With
so many folks on the make, somebody ought to be making money, yet everybody in Kwon
Youn-ho’s world keeps falling further and further behind. Life is grim but the performances are first
rate in Kim Joong-hyun’s Choked (trailer here), which screens
this Sunday as part of the Museum of the Moving Image’s Korean Cinema Showcase.
Kwon
has issues with his mother Hee-su.
Calling her nutritional supplement business a pyramid scheme would do a
disservice to pyramid schemes. She
simply absconded with her investors’ money, leaving her son to face the
music. Unfortunately, he inherited none
of her smooth talker charm. Still hoping
to start a new life with his materialistic fiancée Se-kyung, Kwon must dodge
debt collecting thugs after hours, while doing his own thuggery during the day
as an employee of a real estate developer determined to clear the tenants from
a block they have their sights on.
What
can you say about a film whose most sympathetic character is a psycho-stalker. Her name Seo-hee and she is truly
pitiable. While she entrusted Kwon’s
mother with money she could not spare, it is really the emotional betrayal that
torments her. Watching her make new
mistakes that compound old ones is an excruciatingly true to life viewing
experience.
Indeed,
Park Se-jin gives a bravura performance, tapping into all kinds of emotional
anguish and vulnerability, while keeping Seo-hee’s manifest shortcomings relentlessly
front-and-center.

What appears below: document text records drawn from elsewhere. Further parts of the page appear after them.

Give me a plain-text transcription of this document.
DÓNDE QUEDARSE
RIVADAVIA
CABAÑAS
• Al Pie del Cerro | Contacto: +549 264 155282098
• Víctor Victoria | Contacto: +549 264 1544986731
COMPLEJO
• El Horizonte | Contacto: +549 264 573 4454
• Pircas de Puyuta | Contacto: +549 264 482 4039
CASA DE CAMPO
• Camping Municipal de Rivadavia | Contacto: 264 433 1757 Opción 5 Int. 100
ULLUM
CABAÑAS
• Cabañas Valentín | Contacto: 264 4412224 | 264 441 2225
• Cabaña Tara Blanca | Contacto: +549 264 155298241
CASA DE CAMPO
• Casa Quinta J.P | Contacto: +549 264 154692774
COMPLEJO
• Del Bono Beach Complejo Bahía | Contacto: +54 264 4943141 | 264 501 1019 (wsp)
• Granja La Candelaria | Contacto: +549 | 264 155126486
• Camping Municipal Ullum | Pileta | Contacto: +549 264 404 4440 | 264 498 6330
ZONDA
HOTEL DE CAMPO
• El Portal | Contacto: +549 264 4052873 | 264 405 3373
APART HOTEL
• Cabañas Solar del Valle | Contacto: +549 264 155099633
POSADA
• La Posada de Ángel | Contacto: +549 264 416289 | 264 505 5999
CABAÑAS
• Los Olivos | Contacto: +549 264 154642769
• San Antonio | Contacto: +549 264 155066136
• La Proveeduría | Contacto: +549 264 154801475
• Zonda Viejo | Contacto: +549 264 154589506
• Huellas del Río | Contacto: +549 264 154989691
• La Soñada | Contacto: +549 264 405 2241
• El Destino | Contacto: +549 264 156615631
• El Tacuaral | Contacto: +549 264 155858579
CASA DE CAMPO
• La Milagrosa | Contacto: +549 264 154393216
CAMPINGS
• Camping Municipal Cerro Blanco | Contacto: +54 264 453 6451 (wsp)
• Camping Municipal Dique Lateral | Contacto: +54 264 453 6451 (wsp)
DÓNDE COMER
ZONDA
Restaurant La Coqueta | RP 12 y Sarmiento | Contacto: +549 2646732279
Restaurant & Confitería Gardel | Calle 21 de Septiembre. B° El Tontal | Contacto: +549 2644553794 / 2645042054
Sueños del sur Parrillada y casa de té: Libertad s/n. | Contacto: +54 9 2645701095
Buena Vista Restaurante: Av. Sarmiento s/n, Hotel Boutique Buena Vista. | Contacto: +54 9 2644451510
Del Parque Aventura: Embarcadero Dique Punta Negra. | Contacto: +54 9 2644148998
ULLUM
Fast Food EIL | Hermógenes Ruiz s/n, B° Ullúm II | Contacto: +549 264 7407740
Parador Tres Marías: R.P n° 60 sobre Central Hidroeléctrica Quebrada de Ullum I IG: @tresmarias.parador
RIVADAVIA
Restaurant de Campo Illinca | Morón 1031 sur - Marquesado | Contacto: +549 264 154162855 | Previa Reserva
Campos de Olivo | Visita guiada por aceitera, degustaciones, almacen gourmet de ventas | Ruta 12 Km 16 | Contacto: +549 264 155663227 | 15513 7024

In contrast, Um
Tae-goo’s painfully reserved work as Kwon sneaks up on viewers after the
fact. Coming in somewhere in the middle,
Kil Hae-yeon brings a subtle twitchiness to Mother Hee-su that is just right in
context.
International
critics have fallen all over themselves to praise Choked as a commentary on the financial crisis and the various resulting
austerity programs, but there is something deeper afoot here than recessionary
woes (though granted, those are not helping anyone). Even with bulging bank accounts the principle
characters would still have trouble maintaining honest and healthy
relationships, especially those involving intimacy.